Patients should be allowed to top up their healthcare by paying for expensive and experimental drugs without being billed for the entire cost of their NHS care, doctors’ leaders said yesterday.
But they stopped short of demanding that the UK Government allow patients the right to make co-payments, saying that this could lead to a two-tier health service.
According to reports by the British Medical Association (BMA), there is a real fear that co-payments could be the first stage of a “slippery slope” where a patient’s ability to pay defines what treatment they receive – some doctors have argued that this is the first nail in the lid of the NHS’ coffin.

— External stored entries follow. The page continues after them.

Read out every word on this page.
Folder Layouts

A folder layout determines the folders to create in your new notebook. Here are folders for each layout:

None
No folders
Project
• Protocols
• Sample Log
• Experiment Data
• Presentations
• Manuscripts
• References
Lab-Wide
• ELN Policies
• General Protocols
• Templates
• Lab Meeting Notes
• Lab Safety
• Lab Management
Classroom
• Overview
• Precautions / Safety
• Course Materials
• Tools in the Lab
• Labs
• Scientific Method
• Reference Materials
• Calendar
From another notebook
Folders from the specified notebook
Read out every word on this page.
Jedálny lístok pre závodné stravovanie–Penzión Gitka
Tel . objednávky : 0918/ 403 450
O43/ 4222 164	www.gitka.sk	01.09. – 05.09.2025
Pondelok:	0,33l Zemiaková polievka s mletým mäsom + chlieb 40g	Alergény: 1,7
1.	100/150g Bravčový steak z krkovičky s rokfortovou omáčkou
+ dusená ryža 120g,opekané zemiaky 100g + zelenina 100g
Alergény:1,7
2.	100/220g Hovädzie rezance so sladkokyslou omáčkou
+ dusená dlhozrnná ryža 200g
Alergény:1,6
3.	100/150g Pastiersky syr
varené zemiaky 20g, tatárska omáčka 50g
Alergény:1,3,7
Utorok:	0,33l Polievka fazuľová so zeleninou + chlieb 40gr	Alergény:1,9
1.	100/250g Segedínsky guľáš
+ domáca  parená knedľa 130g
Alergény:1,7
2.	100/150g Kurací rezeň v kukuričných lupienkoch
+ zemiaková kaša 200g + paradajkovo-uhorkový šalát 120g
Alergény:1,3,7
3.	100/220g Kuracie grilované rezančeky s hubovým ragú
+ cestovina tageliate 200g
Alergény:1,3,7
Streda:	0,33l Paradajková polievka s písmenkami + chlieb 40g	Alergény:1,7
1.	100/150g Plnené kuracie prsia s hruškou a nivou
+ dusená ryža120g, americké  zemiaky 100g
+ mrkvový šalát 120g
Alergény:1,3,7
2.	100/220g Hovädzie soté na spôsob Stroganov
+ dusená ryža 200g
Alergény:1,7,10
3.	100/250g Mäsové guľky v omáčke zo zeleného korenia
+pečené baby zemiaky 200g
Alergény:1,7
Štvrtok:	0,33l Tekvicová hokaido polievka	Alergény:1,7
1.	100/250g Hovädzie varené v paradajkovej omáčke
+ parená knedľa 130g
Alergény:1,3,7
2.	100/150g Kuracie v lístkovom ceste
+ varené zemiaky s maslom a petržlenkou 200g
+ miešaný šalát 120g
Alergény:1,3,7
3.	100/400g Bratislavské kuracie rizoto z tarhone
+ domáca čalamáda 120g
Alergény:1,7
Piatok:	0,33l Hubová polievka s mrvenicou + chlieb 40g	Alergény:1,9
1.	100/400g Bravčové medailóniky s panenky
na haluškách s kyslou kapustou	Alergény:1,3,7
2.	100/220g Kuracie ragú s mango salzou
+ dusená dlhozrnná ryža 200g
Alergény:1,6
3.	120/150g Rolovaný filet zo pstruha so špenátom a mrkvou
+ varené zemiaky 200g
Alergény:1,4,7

However, denying patients the right to make co-payments could deny some the right to life because they cannot afford the huge cost of paying for all their NHS care.
Dr Tony Calland, from Monmouthshire, said: “If you prohibit co-payments but also prohibit access to certain life-saving drugs, you are consigning everyone who chooses to be in the NHS to the lowest common denominator of treatment possible.
“This means that Britain will slide down the international league tables for outcomes for diseases like cancer.”
Dr Calland added that should co-payments be prohibited, it could paradoxically speed up the demise of the NHS because those who have the ability to pay for additional health insurance cover will seek to do so leading to commercial and private companies to fill the gaps with new facilities.